The Big Ben restoration project will kick off on August 21 and for another four years it will not sound the hours though it will surely sound on big occasions like the Remembrance Sunday.
The conservation project of the iconic bell in London to cost $3.8 million and it includes the repair work of Queen Elizabeth Tower too that houses it and the clock.
According to keeper of the Great Clock, Steve Jaggs, the four dials will be cleaned and repaired after dismantling the entire mechanism piece by piece. The cast-iron roof will be repaired and work will also be done to stop water seepage.
Big Ben was constructed in 1859 and since then it has stopped several times. However, the maintenance work this time will be the longest. It has 13-foot pendulum.

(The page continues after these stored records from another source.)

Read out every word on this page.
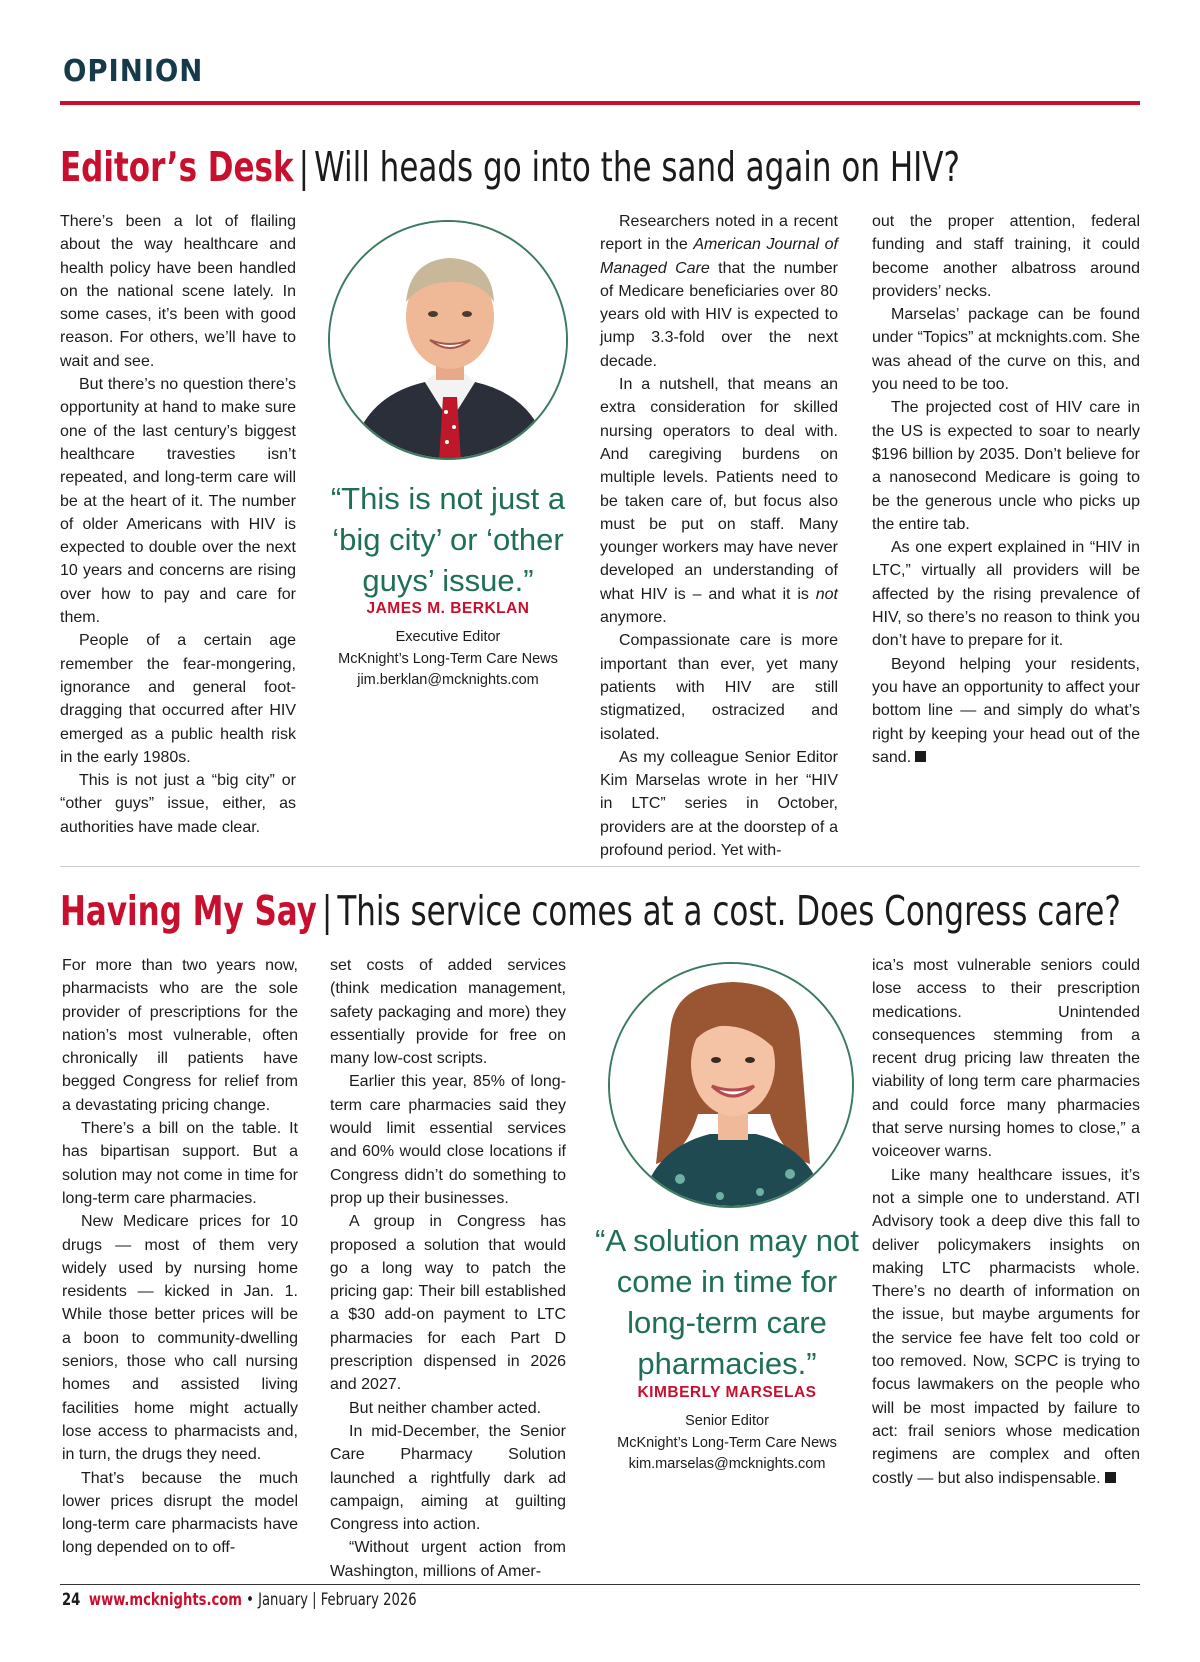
OPINION
Editor’s Desk | Will heads go into the sand again on HIV?

There’s been a lot of flailing about the way healthcare and health policy have been handled on the national scene lately. In some cases, it’s been with good reason. For others, we’ll have to wait and see.

But there’s no question there’s opportunity at hand to make sure one of the last century’s biggest healthcare travesties isn’t repeated, and long-term care will be at the heart of it. The number of older Americans with HIV is expected to double over the next 10 years and concerns are rising over how to pay and care for them.

People of a certain age remember the fear-mongering, ignorance and general foot-dragging that occurred after HIV emerged as a public health risk in the early 1980s.

This is not just a “big city” or “other guys” issue, either, as authorities have made clear.

“This is not just a ‘big city’ or ‘other guys’ issue.”
JAMES M. BERKLAN
Executive Editor
McKnight’s Long-Term Care News
jim.berklan@mcknights.com

Researchers noted in a recent report in the American Journal of Managed Care that the number of Medicare beneficiaries over 80 years old with HIV is expected to jump 3.3-fold over the next decade.

In a nutshell, that means an extra consideration for skilled nursing operators to deal with. And caregiving burdens on multiple levels. Patients need to be taken care of, but focus also must be put on staff. Many younger workers may have never developed an understanding of what HIV is – and what it is not anymore.

Compassionate care is more important than ever, yet many patients with HIV are still stigmatized, ostracized and isolated.

As my colleague Senior Editor Kim Marselas wrote in her “HIV in LTC” series in October, providers are at the doorstep of a profound period. Yet with-

out the proper attention, federal funding and staff training, it could become another albatross around providers’ necks.

Marselas’ package can be found under “Topics” at mcknights.com. She was ahead of the curve on this, and you need to be too.

The projected cost of HIV care in the US is expected to soar to nearly $196 billion by 2035. Don’t believe for a nanosecond Medicare is going to be the generous uncle who picks up the entire tab.

As one expert explained in “HIV in LTC,” virtually all providers will be affected by the rising prevalence of HIV, so there’s no reason to think you don’t have to prepare for it.

Beyond helping your residents, you have an opportunity to affect your bottom line — and simply do what’s right by keeping your head out of the sand.

Having My Say | This service comes at a cost. Does Congress care?

For more than two years now, pharmacists who are the sole provider of prescriptions for the nation’s most vulnerable, often chronically ill patients have begged Congress for relief from a devastating pricing change.

There’s a bill on the table. It has bipartisan support. But a solution may not come in time for long-term care pharmacies.

New Medicare prices for 10 drugs — most of them very widely used by nursing home residents — kicked in Jan. 1. While those better prices will be a boon to community-dwelling seniors, those who call nursing homes and assisted living facilities home might actually lose access to pharmacists and, in turn, the drugs they need.

That’s because the much lower prices disrupt the model long-term care pharmacists have long depended on to off-

set costs of added services (think medication management, safety packaging and more) they essentially provide for free on many low-cost scripts.

Earlier this year, 85% of long-term care pharmacies said they would limit essential services and 60% would close locations if Congress didn’t do something to prop up their businesses.

A group in Congress has proposed a solution that would go a long way to patch the pricing gap: Their bill established a $30 add-on payment to LTC pharmacies for each Part D prescription dispensed in 2026 and 2027.

But neither chamber acted.

In mid-December, the Senior Care Pharmacy Solution launched a rightfully dark ad campaign, aiming at guilting Congress into action.

“Without urgent action from Washington, millions of Amer-

“A solution may not come in time for long-term care pharmacies.”
KIMBERLY MARSELAS
Senior Editor
McKnight’s Long-Term Care News
kim.marselas@mcknights.com

ica’s most vulnerable seniors could lose access to their prescription medications. Unintended consequences stemming from a recent drug pricing law threaten the viability of long term care pharmacies and could force many pharmacies that serve nursing homes to close,” a voiceover warns.

Like many healthcare issues, it’s not a simple one to understand. ATI Advisory took a deep dive this fall to deliver policymakers insights on making LTC pharmacists whole. There’s no dearth of information on the issue, but maybe arguments for the service fee have felt too cold or too removed. Now, SCPC is trying to focus lawmakers on the people who will be most impacted by failure to act: frail seniors whose medication regimens are complex and often costly — but also indispensable.

24 www.mcknights.com • January | February 2026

Big Ben is one of the most famous landmarks of London and the structure is named after Queen Elizabeth II. During World War II it survived German bombing, but one side of the clock face was blown out.

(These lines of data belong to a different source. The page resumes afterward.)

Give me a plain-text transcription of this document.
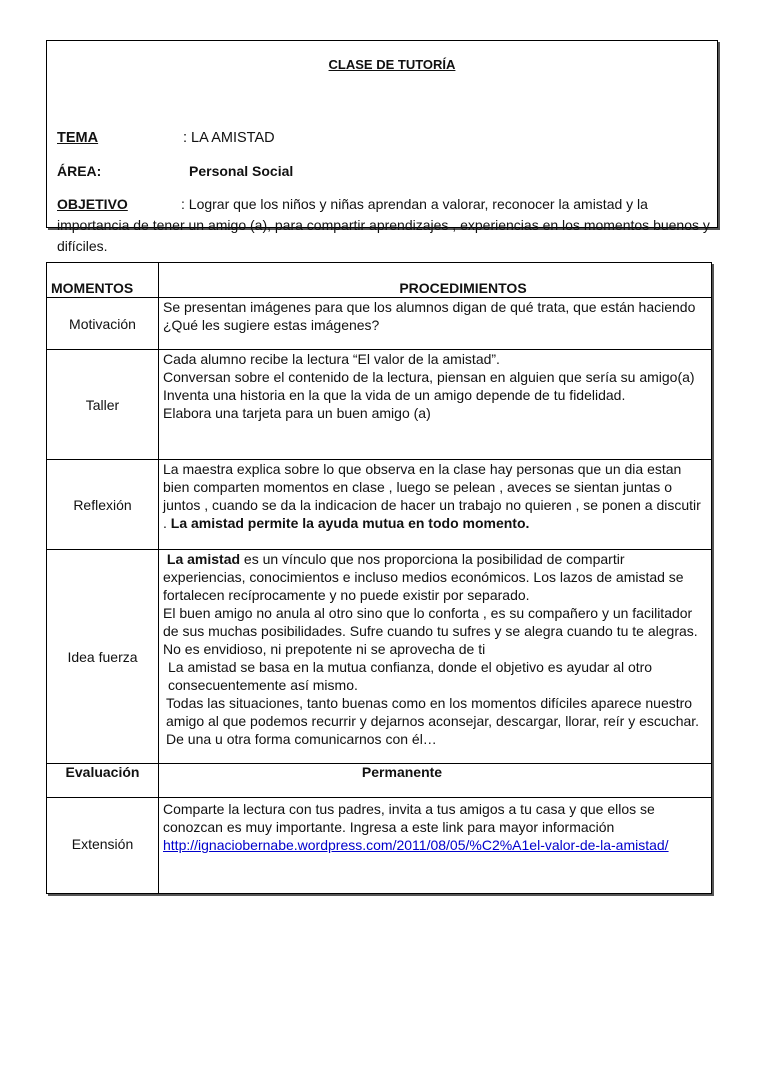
CLASE DE TUTORÍA
TEMA	: LA AMISTAD
ÁREA:	Personal Social
OBJETIVO	: Lograr que los niños y niñas aprendan a valorar, reconocer la amistad y la importancia de tener un amigo (a), para compartir aprendizajes , experiencias en los momentos buenos y difíciles.
MOMENTOS	PROCEDIMIENTOS
Motivación	Se presentan imágenes para que los alumnos digan de qué trata, que están haciendo ¿Qué les sugiere estas imágenes?
Taller	Cada alumno recibe la lectura “El valor de la amistad”.
Conversan sobre el contenido de la lectura, piensan en alguien que sería su amigo(a)
Inventa una historia en la que la vida de un amigo depende de tu fidelidad.
Elabora una tarjeta para un buen amigo (a)

Reflexión	La maestra explica sobre lo que observa en la clase hay personas que un dia estan bien comparten momentos en clase , luego se pelean , aveces se sientan juntas o juntos , cuando se da la indicacion de hacer un trabajo no quieren , se ponen a discutir . La amistad permite la ayuda mutua en todo momento.
Idea fuerza	La amistad es un vínculo que nos proporciona la posibilidad de compartir experiencias, conocimientos e incluso medios económicos. Los lazos de amistad se fortalecen recíprocamente y no puede existir por separado.
El buen amigo no anula al otro sino que lo conforta , es su compañero y un facilitador de sus muchas posibilidades. Sufre cuando tu sufres y se alegra cuando tu te alegras. No es envidioso, ni prepotente ni se aprovecha de ti
La amistad se basa en la mutua confianza, donde el objetivo es ayudar al otro consecuentemente así mismo.
Todas las situaciones, tanto buenas como en los momentos difíciles aparece nuestro amigo al que podemos recurrir y dejarnos aconsejar, descargar, llorar, reír y escuchar. De una u otra forma comunicarnos con él…

Evaluación	Permanente
Extensión	Comparte la lectura con tus padres, invita a tus amigos a tu casa y que ellos se conozcan es muy importante. Ingresa a este link para mayor información http://ignaciobernabe.wordpress.com/2011/08/05/%C2%A1el-valor-de-la-amistad/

The structure has five bells and the largest is named as Big Ben, which has became the common name for it. It chime the hour while the rest four bells bong the quarter hours.
In 2015 British newspaper columnist Quentin Letts said stopping the Big Ben would be similar to stopping London’s heartbeat. He said in the context of worries over the condition of the tower then and the news struck mainstream press.
Letts added, “This is the marrow in our bones, this old clock.”